De Beers announced with great fanfare
in July that it was abandoning its policy of buying diamonds
in African conflict zones, occasioning both applause and
predictions of De Beers' demise. But the diamond cartel,
while modifying its tactics, has not changed its basic strategy.
Almost since its inception at the end of the 19th century,
the diamond cartel has had a singular strategy: stifling,
by any means necessary, the flow of gem diamonds from sources
not under its ownership or control.
The problem with diamonds isn't their
scarcity, but their abundance. They are found not only in
geological formations like volcanic pipes that can be fenced
off and mined, but also in vast alluvial areas like river
beds or beaches, places that can't be restricted. When Europe
ruled Africa, the cartel had little problem making arrangements
with colonial administrators to police or close down freelance
diamond gathering. After African colonies got their independence,
the cartel came to terms with dictators like Mobutu Sese
Seko, whose police kept out -- and occasionally massacred
-- suspected smugglers. Where governments were less cooperative
or capable, the cartel commissioned mercenaries to suppress,
often by maiming or killing, prospective diamond hunters.
At one point in the 1960s, the cartel gave bounties to remnants
of the Katanga gendarmerie to hunt down "smugglers" in Angola.
It also paid a Lebanese mercenary named Fred Kamil in Sierra
Leone to arrange ambushes that would persuade Mandago tribesman
to quit the diamond trade. Since these measures didn't fully
eliminate the "leakage" to diamond-cutting centers in Belgium,
Israel and India, it also acted as a buyer of last resort
to keep prices from falling.
But that is history. The cartel now
has found an ingenious new mechanism for achieving its ends:
the United Nations. After spending months laying the conceptual
groundwork in the media, as well as working through the
Clinton administration and human-rights communities, it
has convinced the U.N. Security Council to impose a global
ban on "undocumented" gem diamonds from "conflict zones."
Undocumented diamonds are, of course, just those diamonds
picked out of river beds that De Beers wants eliminated.
The "conflict zones," Angola and Sierra Leone, are the alluvial
areas in which De Beers previously depended on paid guns.
Instead of using colonial administrations,
dictators or mercenary gangs to stop Africans from gathering
and selling stones, the U.N. will use its resources (backed,
no doubt, by the cartel's own contingent of lawyers and
detectives) to accomplish that task. The cartel managed
this favorable outcome by playing on the guilt of the West.
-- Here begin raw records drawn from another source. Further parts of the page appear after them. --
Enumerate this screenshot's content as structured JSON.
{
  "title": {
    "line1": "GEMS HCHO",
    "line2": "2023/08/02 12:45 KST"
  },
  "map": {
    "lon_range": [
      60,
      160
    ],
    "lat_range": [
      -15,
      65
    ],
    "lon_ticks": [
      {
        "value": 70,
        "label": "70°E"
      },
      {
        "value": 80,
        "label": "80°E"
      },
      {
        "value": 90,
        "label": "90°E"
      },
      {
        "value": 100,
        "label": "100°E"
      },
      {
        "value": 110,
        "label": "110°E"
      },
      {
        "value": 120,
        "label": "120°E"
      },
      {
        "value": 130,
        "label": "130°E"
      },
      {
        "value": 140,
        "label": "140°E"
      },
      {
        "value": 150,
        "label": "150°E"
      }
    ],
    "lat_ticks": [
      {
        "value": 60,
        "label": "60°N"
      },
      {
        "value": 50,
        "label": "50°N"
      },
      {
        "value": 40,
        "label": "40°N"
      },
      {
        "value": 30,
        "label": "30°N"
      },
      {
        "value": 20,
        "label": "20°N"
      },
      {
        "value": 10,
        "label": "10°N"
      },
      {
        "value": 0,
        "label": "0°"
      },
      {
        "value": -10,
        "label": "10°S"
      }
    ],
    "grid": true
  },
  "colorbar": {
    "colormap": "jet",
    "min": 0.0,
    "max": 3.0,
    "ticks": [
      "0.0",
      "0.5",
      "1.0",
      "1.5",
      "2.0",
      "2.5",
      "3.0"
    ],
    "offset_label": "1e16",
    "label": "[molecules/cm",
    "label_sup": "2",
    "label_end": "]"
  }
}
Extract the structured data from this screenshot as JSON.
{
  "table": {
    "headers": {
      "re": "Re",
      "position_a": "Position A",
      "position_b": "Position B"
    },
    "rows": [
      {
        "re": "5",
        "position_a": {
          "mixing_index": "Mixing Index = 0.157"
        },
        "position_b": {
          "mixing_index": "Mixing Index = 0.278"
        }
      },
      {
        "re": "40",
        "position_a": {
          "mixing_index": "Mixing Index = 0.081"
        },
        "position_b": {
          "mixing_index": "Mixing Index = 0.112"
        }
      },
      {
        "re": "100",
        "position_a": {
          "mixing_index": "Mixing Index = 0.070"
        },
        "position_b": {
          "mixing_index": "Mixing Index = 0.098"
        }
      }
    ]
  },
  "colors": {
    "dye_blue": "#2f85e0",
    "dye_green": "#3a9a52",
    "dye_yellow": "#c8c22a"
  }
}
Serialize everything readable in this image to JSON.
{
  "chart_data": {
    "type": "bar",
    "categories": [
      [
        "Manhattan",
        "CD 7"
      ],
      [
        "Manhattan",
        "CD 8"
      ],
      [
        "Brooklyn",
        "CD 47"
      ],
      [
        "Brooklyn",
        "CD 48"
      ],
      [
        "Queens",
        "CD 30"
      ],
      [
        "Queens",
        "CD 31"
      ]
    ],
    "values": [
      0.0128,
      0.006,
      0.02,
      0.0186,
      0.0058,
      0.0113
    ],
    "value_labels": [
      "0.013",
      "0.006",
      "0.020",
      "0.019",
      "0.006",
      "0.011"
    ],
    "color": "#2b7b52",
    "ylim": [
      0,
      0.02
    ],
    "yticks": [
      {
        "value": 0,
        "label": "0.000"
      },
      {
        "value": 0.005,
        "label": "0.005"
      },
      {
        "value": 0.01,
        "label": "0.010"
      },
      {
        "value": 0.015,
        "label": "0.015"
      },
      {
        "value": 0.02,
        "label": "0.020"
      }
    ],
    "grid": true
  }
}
The idea that "blood diamonds" were responsible for ferocious
civil wars in Africa was too much for altruists and activists
in developed nations. Mr. Clinton, meanwhile, saw diamonds
as an opportunity to enhance his own standing among these
groups. On July 21, he called for "an international conference
to consider practical approaches to breaking the link between
the illicit trade in diamonds and armed conflict . . ."
Mr. Clinton's press release made no secret of the liaison
with the diamond cartel, noting that at a May conference
in South Africa, the U.S., Britain and Belgium, among others,
had agreed with De Beers upon the importance of establishing
a global certification scheme for diamonds. Like all persuasive
ideas, the concept of blood diamonds is not without a basis
in reality. Diamonds, like any resource, can be converted
to money. Money can be used to buy arms and ammunition.
What the concept neglects, however, is that governments
are the principal means by which warriors get funded and
armed. Countries such as the Sudan, Ethiopia, Somalia, Rwanda,
Burundi and Liberia have managed to sustain ferocious civil
wars for years without having or selling diamonds. Even
countries rich in diamonds have found alternative ways to
finance their warfare: In Angola, Unita rebels were armed
by the Central Intelligence Agency, South Africa's intelligence
service and Zaire. In the Congo, at least seven African
governments are presently intervening in the civil war with
arms and troops. A regime backed by the U.N. and U.S. that
inhibits the sale of uncertified diamonds, diamonds that
in practice come from fields the cartel doesn't control,
probably won't stop civil wars, then. It will, however,
make it far less costly for De Beers to control the diamond
market. Another brilliant coup for the cartel.